A lot of my probability mass for AIs doing bad things comes from a mixture of out-of-context reasoning and situational awareness leading to unexpectedly intelligent behaviour. Models have been shown to be capable of doing these. I'd predict both of these (especially co-occurring) would degrade the extent to which an alignment token / conditioning would work.
There might be other capabilities models acquire on the way to stronger performance like the aforementioned ones that interact with this in a negative way.
I don't think this actually addresses inner alignment as effectively as you imagine. I think in the situation you're considering where you prompt the model with this alignment conditioning, it's not guaranteed that the model will have correctly generalised the meaning of this objective from what it saw in pre-training to being a totally aligned agent. I agree it probably helps a lot, but you still face the same-old inner-alignment issues of correctly generalising something that was seen in (pre-)training to deployment, when deployment looks different to training. This is somewhat of a generalisation of points 2-4 above.
Whilst this helps a lot with outer-alignment, I don't think it solves that completely either. Yes models are able to recognise and probably correctly annotate a lot of data for pre-training, but are we really confident this is going to effectively capture human values, or some coherent-extrapolated-volition thereof? Even with all annotations correct, this objective seems like "output nice, safe-looking text that a human might output" and not "genuinely optimise for human values". Value alignment aside, it's probable this method will greatly help with intent alignment, and whilst intent alignment is probably a good target for current frontier AI, it that comes with many of its own problems, primarily misuse, where another large chunk of my P(doom) comes from.
I also want to generalise points 3, 4, 6, and what Steven Byrnes is claiming into: Training a model to act like an aligned human-level intelligence is not the same as training a model to act like an aligned super-intelligence, and whatever we do to raise capabilities here may also alter or break alignment, and so cannot be relied upon.
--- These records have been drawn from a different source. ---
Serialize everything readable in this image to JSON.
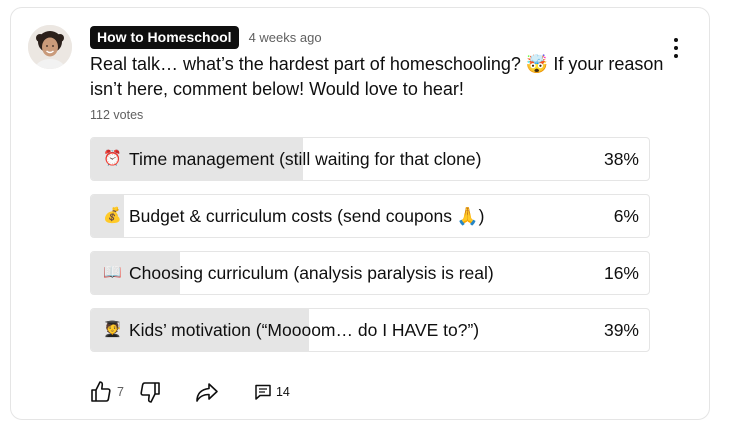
{
  "post": {
    "channel": "How to Homeschool",
    "time": "4 weeks ago",
    "text": "Real talk… what’s the hardest part of homeschooling? 🤯 If your reason isn’t here, comment below! Would love to hear!",
    "votes": "112 votes"
  },
  "poll": {
    "options": [
      {
        "emoji": "⏰",
        "label": "Time management (still waiting for that clone)",
        "percent_label": "38%",
        "percent": 38
      },
      {
        "emoji": "💰",
        "label": "Budget & curriculum costs (send coupons 🙏)",
        "percent_label": "6%",
        "percent": 6
      },
      {
        "emoji": "📖",
        "label": "Choosing curriculum (analysis paralysis is real)",
        "percent_label": "16%",
        "percent": 16
      },
      {
        "emoji": "🧑‍🎓",
        "label": "Kids’ motivation (“Moooom… do I HAVE to?”)",
        "percent_label": "39%",
        "percent": 39
      }
    ]
  },
  "actions": {
    "like_count": "7",
    "comment_count": "14",
    "icons": [
      "thumbs-up-icon",
      "thumbs-down-icon",
      "share-icon",
      "comment-icon",
      "more-vert-icon"
    ]
  },
  "colors": {
    "bar_fill": "#e5e5e5",
    "badge_bg": "#0f0f0f",
    "text": "#0f0f0f",
    "muted": "#606060"
  }
}
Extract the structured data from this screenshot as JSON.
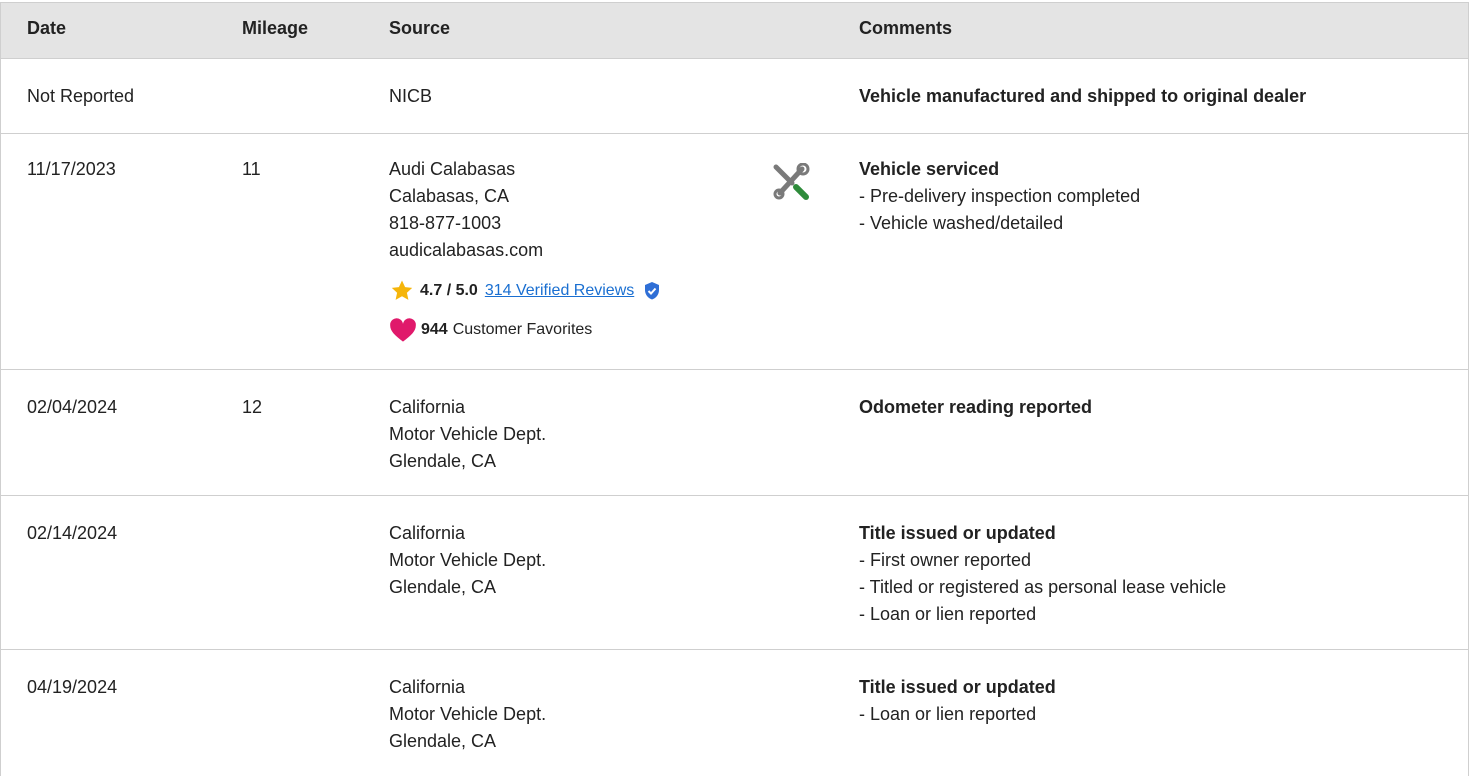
{
  "header": {
    "date": "Date",
    "mileage": "Mileage",
    "source": "Source",
    "comments": "Comments"
  },
  "rows": [
    {
      "date": "Not Reported",
      "mileage": "",
      "source": [
        "NICB"
      ],
      "comment_title": "Vehicle manufactured and shipped to original dealer",
      "comment_items": []
    },
    {
      "date": "11/17/2023",
      "mileage": "11",
      "source": [
        "Audi Calabasas",
        "Calabasas, CA",
        "818-877-1003",
        "audicalabasas.com"
      ],
      "rating": "4.7 / 5.0",
      "reviews_link": "314 Verified Reviews",
      "favorites_count": "944",
      "favorites_label": "Customer Favorites",
      "service_icon": "wrench-screwdriver-icon",
      "comment_title": "Vehicle serviced",
      "comment_items": [
        "- Pre-delivery inspection completed",
        "- Vehicle washed/detailed"
      ]
    },
    {
      "date": "02/04/2024",
      "mileage": "12",
      "source": [
        "California",
        "Motor Vehicle Dept.",
        "Glendale, CA"
      ],
      "comment_title": "Odometer reading reported",
      "comment_items": []
    },
    {
      "date": "02/14/2024",
      "mileage": "",
      "source": [
        "California",
        "Motor Vehicle Dept.",
        "Glendale, CA"
      ],
      "comment_title": "Title issued or updated",
      "comment_items": [
        "- First owner reported",
        "- Titled or registered as personal lease vehicle",
        "- Loan or lien reported"
      ]
    },
    {
      "date": "04/19/2024",
      "mileage": "",
      "source": [
        "California",
        "Motor Vehicle Dept.",
        "Glendale, CA"
      ],
      "comment_title": "Title issued or updated",
      "comment_items": [
        "- Loan or lien reported"
      ]
    }
  ],
  "colors": {
    "header_bg": "#e4e4e4",
    "link": "#1a6fd1",
    "star": "#f5b50a",
    "heart": "#e0196b",
    "verified": "#2f6fd6",
    "wrench": "#7a7a7a",
    "screwdriver": "#2e8b3a"
  }
}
TL;DR I think safety pre-training is probably a huge boost to alignment, but our work is far from done and there are still lots of issues / uncertainties.

[-]RogerDearnaley6mo20

RL is not as bad as you make it out to be. The short version is that RL is about reinforcing good behaviour that has been sampled from the model. The model does not have access to the reward signal directly, and is not engaging in planning or search to maximise received reward during the RL process by default (though it could learn to start doing this if it was sufficiently intelligent, self-aware, and trained via RL long enough). The longer version is here and here.

I don't pretend to be an expert on RL. However, I have read a number of papers by people who are (and give links to some of them above), and together they read to me as pretty damning.

Obviously RL can give a model new behaviors: for example, AlphaZero was trained entirely by RL from zero to superhuman at Go. However, even if were the case that RL as used in practice for aligning LLMs primarily just reinforces behaviors already in the base model (a claim that I'd love to see sources for and read more about), humans are not aligned, and have plenty of unaligned behaviors (e.g. self-interest, deceit, power-seeking, assorted vices…) that could be extremely dangerous if reinforced in an AGI (let alone an ASI), so I don't regard that as being inherently safe.

However, this post wasn't really intended to be a detailed critical discussion of why I think using RL for alignment is a potential x-risk: it's a link-post, and my aim was just to remind people that many people are concerned about using RL for alignment, mostly for Inner Alignment reasons, with a brief sketch of why they're concerned, in order to motivate why a paper proposing an alternative to RL for alignment was worth reading. For many years people have been worrying about Inner Alignment (almost) entirely in a context of aligning models with RL — using SGD instead changes the playing field for Inner Alignment dramatically. The outcome of SGD is just far more predictable, stable, and easy to reason about than RL.

The output distribution of an SFT'd model is not the training distribution, even with cross-entropy loss, unless you're training on non-adversarial data and sampling the model with no conditioning.

I know (and briefly mentioned) that the output distribution is only approximately the training distribution. I wasn't aware that adversarial attacks could exploit that (though that sounds inherently plausible), and I would love to read more about that — can you recommend some sources?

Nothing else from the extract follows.